I first saw Axis & Allies Miniatures at GenCon 2005 and after hearing so-so playtest reports from Jacob and Matthew I decided to skip it. Besides, it was near impossible to buy starter packs after the second day of the convention.
Last weekend KC, Rita, and I took a trip down to Medford / Ashland Oregon to spend some time with Jeff Deboer and the Funagain team. We had a blast playing games (and prototypes), talking some business, and visiting the Funagain retail store. I had a bit too much fun, walking away with about 8 or 9 purchased games. On an impulse I picked up a starter and one booster of Axis & Allies Miniatures, and with Jacob eager to try it tonight we set out to play a quick scenario. He stayed up later than usual but with only 1.5 days of school left, no big deal.

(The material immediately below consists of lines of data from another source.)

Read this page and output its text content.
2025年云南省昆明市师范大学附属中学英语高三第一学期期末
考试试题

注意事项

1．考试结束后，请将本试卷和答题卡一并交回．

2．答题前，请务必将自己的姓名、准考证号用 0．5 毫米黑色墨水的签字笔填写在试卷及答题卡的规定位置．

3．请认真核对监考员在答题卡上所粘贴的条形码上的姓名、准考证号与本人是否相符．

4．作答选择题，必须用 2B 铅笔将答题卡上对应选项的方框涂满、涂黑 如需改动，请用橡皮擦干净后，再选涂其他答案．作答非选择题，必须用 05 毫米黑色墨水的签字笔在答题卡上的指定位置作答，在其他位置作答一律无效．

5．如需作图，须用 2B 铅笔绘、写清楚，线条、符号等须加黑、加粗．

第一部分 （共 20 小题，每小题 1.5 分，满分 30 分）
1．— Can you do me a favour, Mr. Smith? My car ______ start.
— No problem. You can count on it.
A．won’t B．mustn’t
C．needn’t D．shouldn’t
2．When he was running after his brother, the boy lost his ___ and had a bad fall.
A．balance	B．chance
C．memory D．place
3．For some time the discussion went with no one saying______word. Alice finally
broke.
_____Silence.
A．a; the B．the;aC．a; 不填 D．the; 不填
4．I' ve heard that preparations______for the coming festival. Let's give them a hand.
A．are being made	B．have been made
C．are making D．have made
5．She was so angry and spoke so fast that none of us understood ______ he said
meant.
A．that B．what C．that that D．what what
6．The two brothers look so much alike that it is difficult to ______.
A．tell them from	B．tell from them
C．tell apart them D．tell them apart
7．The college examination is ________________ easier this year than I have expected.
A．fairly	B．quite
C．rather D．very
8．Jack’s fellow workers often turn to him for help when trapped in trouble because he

We each chose 83 point armies. Why 83? Well, that’s all the armies the Axis could muster up with what I purchased. As it was, I played the Axis with a blend of Germans, Japanese, and Romanians. Jacob played the US, Brits, and Chinese. So much for historic realism. Guess I need to go out and buy more boosters. Do you think that’s what WOTC wants me to do?
The game was quite fun – very simplistic combat system that I think we got mostly right. There are no complex timing rules as damage is deferred to a casualty phase, though I suspect things might get dicey with some of the special abilities like most collectible games (no evidence to back that up yet).
Our armies were knocked down quickly – we each lost three of our starting 8 units in the first turn, and were down to 2 or 3 units each by the end of the second. This was partly due to the fact that we both wanted to dive into combat to see what the game was about. We still aren’t clear about the disruption / damage rules, but I’m sure I’ll be able to find some clarifications online.
I’m wondering if it would be worthwhile to pick up a set of commons and uncommons on eBay to get decent armies. It looks like this can be done pretty cheaply (about $30 total).